Wednesday, June 22, 2011

New cigarette labels warn of health effects

This morning FDA announced the nine cigarette health warnings required to appear on every pack of cigarettes sold in the United States and in every cigarette advertisement. This bold measure is aimed at making sure that every American understands the dangers of smoking.

According to the FDA website, the final set of cigarette health warnings contains nine different text warnings and accompanying color graphics. These graphics encourage the following messages:

  • Cigarettes are addictive
  • Tobacco smoke can harm your children
  • Cigarettes cause fatal lung disease
  • Cigarettes cause cancer
  • Cigarettes cause strokes and heart disease
  • Smoking during pregnancy can harm your baby
  • Smoking can kill you
  • Tobacco smoke causes fatal lung disease in non smokers
  • Quitting smoking now greatly reduces serious risks to your health

It is the goal of the FDA to increase awareness of the specific health risks associated with smoking, such as death, addiction, lung disease, cancer, stroke and heart disease; encourage smokers to quit; and empower youth to say no to tobacco.

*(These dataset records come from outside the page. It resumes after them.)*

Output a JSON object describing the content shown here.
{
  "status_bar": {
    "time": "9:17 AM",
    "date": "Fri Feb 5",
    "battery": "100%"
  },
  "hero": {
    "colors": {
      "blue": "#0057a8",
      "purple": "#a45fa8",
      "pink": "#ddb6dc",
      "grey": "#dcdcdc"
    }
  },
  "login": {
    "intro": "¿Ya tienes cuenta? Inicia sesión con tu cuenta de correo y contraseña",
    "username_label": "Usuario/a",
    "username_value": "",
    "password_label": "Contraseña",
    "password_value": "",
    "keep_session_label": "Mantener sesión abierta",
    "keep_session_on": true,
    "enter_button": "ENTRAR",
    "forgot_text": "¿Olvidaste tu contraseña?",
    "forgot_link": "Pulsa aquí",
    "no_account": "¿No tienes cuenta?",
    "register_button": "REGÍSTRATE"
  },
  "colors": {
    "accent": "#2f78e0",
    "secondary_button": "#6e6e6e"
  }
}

The introduction of these warnings is expected to have a significant public health impact by decreasing the number of smokers, resulting in lives saved, increased life expectancy, and lower medical costs.

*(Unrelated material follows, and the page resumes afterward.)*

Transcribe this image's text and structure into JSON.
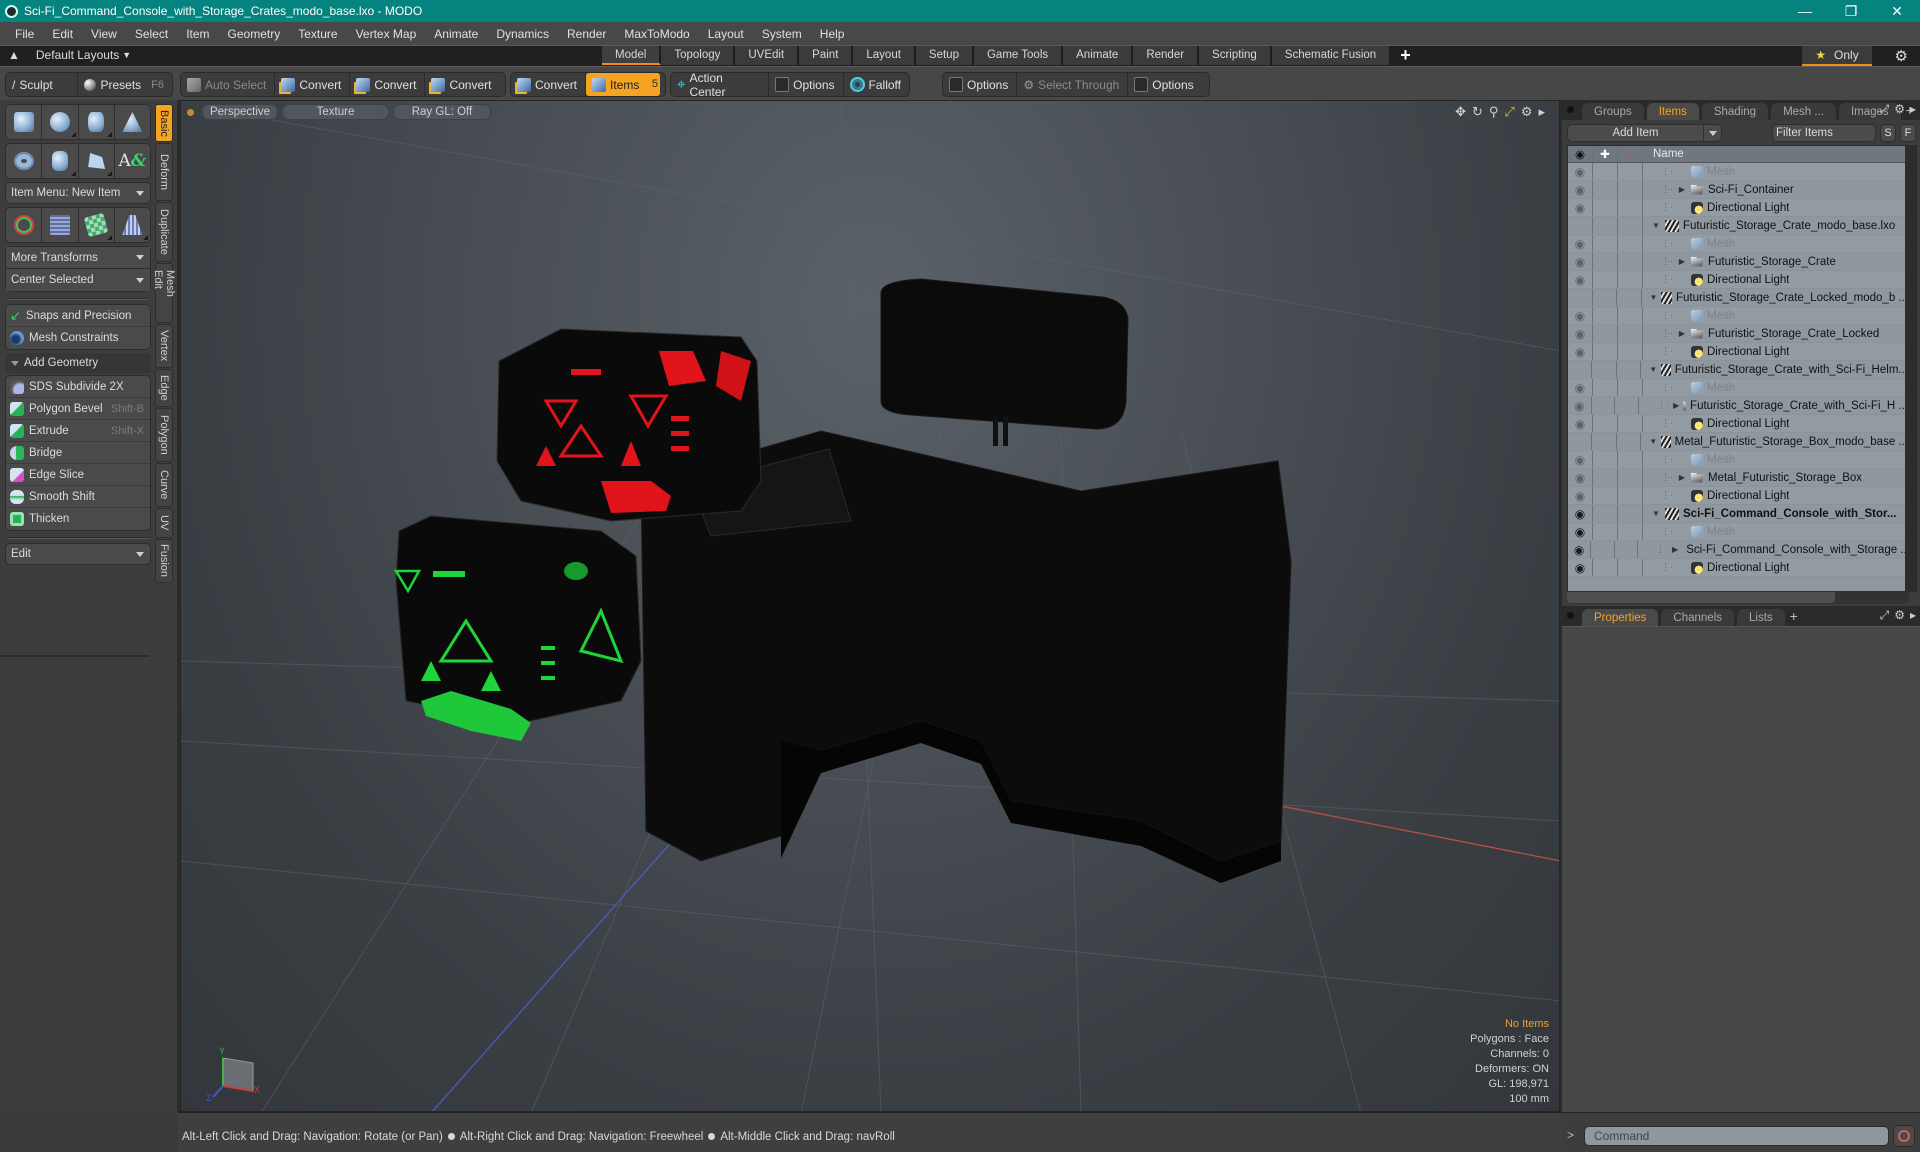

  • Today’s FDA announcement of graphic warning labels for cigarette packs sold in the U.S. is a new opportunity for us to encourage smokers to receive frank and honest information about quitting each and every time they purchase cigarettes.
  • Each warning will be accompanied by 1-800-QUIT-NOW, increasing the likelihood that smokers who want to quit will be successful.
  • The FDA’s new warning labels are a proven way to educate smokers and others, including youth, about the dangers of tobacco use and encourage smokers to quit. The new warnings are a huge improvement over the current U.S. cigarette warning labels, which are barely noticeable and have not been changed in decades.
  • The new warnings are a powerful complement to our efforts to reduce smoking, not a substitute. We need to continue all of our current efforts in conjunction with this new opportunity that will go into effect in 2012.
  • As the warning labels encourage smokers to try to quit, we need to make sure that all smokers have access to proven methods that help them succeed in quitting, including counseling and medications. The Indiana Tobacco Quitline is a resource that all adult Hoosiers can use to help them quit. They can simply call 1-800-Quit-Now to speak with a trained coach to be on the road to becoming tobacco free for life.

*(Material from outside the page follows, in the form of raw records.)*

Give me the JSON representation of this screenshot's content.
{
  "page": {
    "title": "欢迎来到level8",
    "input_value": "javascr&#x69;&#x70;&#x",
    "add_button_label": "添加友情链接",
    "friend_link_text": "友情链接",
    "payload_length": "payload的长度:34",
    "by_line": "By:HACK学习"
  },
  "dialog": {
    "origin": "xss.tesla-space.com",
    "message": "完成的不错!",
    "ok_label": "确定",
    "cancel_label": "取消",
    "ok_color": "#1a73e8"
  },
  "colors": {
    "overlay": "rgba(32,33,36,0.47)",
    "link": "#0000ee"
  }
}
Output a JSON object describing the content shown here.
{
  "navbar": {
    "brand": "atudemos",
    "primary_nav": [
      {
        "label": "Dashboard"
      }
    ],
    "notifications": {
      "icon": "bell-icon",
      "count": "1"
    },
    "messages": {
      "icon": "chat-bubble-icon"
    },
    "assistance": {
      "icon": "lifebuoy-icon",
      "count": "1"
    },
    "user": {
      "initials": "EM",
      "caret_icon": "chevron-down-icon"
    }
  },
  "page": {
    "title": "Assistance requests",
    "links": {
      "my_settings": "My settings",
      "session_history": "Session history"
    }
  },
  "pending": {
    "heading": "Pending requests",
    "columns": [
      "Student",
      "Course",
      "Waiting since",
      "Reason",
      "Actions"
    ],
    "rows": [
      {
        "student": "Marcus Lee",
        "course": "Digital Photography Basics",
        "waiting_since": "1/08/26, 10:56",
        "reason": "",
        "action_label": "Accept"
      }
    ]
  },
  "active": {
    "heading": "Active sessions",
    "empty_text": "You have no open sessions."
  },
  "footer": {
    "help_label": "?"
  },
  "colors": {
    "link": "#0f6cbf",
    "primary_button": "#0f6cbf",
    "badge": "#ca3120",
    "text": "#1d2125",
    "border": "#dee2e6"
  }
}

  • The FDA selected nine images from the originally proposed 36 after reviewing the relevant scientific literature, analyzing the results from an 18,000 person study and considering more than 1,700 comments from a variety of groups, including the tobacco industry, retailers, health professionals, public health and other advocacy groups, academics, state and local public health agencies, medical organizations and individual consumers.
  • When implemented in September 2012, all cigarettes manufactured for sale or distribution in the United States will need to include the new graphic health warnings on their packages. The introduction of these warnings is expected to have a significant public health impact by decreasing the number of smokers, resulting in lives saved, increased life expectancy, and improved health status.
  • These new cigarette warnings, which were proposed in November 2010, were required under the Family Smoking Prevention and Tobacco Control Act. This national legislation that was signed into law in 2009 and provided the FDA with the authority to regulate tobacco products.
  • The U.S. will join 43 other countries that already require graphic pictures or images on cigarette packs designed to discourage smoking.
  • Tobacco use remains the number one preventable cause of death in the U.S. and in Indiana, killing more than 27 Hoosiers every day and causing over $2 billion each year in health care costs.